I remember, some time in 2006, suddenly a bunch of my friends joined an ‘exciting American ecommerce company” called JCPenney, in Singapore.
Yes, the very retailer that just filed for bankruptcy in the US.
Not much about their venture in Singapore more than a decade ago was left online, here is one about the launch in 2007.
When they told me about their new jobs, I shrugged my shoulders. I had never heard of this company, nor did I know much about ecommerce. I was, as part of my first job, flying around Asia on the very exciting topic of technology-enabled government transformation.
Soon this group of friends became the centre of attention – because they were always touting branded jeans and other apparel at really good rates. “We have our internal rates, and I can buy for you at these rates.”

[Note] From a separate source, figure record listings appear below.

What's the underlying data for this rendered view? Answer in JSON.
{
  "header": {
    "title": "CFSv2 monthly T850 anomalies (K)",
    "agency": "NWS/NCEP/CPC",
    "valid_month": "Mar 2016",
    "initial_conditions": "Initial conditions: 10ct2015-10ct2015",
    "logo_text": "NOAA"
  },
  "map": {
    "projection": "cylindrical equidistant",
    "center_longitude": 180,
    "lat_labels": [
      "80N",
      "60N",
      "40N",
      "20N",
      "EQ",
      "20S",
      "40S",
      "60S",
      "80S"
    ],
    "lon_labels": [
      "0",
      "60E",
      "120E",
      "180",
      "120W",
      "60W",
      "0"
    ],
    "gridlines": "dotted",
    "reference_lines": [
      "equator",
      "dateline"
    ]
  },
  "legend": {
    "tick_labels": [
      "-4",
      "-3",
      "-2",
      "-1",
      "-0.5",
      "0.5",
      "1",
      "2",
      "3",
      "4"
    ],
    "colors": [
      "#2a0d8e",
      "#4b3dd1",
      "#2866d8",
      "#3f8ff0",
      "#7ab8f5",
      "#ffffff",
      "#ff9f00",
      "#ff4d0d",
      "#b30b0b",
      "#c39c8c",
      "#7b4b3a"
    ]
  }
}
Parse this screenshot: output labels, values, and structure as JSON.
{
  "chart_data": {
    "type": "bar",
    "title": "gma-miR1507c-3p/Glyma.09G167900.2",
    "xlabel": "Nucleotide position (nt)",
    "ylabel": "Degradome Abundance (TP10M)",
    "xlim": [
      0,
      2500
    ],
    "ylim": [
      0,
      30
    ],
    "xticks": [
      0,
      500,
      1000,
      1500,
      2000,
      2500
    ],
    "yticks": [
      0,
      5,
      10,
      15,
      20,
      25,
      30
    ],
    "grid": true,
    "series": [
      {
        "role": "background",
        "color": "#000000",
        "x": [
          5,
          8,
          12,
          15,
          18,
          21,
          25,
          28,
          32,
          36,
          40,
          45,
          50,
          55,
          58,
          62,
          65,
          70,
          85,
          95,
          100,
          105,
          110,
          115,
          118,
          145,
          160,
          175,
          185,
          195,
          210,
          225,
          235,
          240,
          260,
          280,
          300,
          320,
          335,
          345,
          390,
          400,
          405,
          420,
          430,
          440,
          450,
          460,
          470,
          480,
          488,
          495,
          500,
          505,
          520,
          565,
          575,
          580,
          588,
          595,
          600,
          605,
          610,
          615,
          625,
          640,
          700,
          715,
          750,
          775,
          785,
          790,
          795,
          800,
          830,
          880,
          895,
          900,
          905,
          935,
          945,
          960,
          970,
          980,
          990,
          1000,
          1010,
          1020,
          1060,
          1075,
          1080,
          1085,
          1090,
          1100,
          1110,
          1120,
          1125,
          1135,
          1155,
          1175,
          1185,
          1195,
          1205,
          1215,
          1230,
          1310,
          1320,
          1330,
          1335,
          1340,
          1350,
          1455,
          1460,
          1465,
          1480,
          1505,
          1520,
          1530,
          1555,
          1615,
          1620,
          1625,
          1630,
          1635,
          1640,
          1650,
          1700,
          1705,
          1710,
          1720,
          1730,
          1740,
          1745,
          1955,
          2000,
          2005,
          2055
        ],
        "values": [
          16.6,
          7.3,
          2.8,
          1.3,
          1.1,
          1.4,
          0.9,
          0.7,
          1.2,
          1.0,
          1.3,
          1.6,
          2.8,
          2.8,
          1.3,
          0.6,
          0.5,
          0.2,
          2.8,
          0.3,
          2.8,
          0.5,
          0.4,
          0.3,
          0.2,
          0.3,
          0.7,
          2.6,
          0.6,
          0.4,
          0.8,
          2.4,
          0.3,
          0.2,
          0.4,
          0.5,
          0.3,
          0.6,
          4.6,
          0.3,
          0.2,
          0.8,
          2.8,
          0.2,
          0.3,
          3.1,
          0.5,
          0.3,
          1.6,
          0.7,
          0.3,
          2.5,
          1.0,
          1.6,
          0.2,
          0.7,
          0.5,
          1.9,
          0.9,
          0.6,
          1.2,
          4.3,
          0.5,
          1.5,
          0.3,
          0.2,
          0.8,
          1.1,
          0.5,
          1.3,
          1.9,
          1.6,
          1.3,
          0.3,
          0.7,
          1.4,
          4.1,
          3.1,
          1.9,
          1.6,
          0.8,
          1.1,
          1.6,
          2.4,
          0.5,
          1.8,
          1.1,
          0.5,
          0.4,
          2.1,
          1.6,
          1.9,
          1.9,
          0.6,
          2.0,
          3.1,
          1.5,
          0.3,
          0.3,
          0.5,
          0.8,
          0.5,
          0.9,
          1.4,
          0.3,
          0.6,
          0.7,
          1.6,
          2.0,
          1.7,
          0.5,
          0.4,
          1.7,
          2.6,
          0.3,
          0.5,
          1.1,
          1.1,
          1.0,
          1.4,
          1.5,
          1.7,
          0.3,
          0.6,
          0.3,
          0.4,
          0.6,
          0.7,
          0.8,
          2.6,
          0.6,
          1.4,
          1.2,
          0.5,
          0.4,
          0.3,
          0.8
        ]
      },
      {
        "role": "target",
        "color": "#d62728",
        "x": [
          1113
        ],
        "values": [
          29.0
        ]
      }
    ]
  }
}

What is peculiar is that aside from ‘e-commerce’ and ‘American” – they did not really share much about what they were doing. Well, they must have signed NDA – nobody really bothered asking.
Until, not long later, one of them came into the friends group and told everyone there was a clearance sale as JC Penney was exiting the market. “But you have just launched,” asked another friend, a frequent buyer of cheap branded jeans.
“Our bosses said the market is not good, not worth it,” here went the response.
In fact, one later told me that nobody in the team was ever sure about what the game plan was, if there was one. They were also not sure how much they should really invest in the market – bear in mind that e-commerce was far from understood in this region. Lazada’s founding was 6 years later.
So this was an episode defined by lack of planning, lack of commitment and lack of proper organisational structure to support a new market.
Now when we examine all these big Chinese tech companies venturing overseas, does the episode above sound familiar?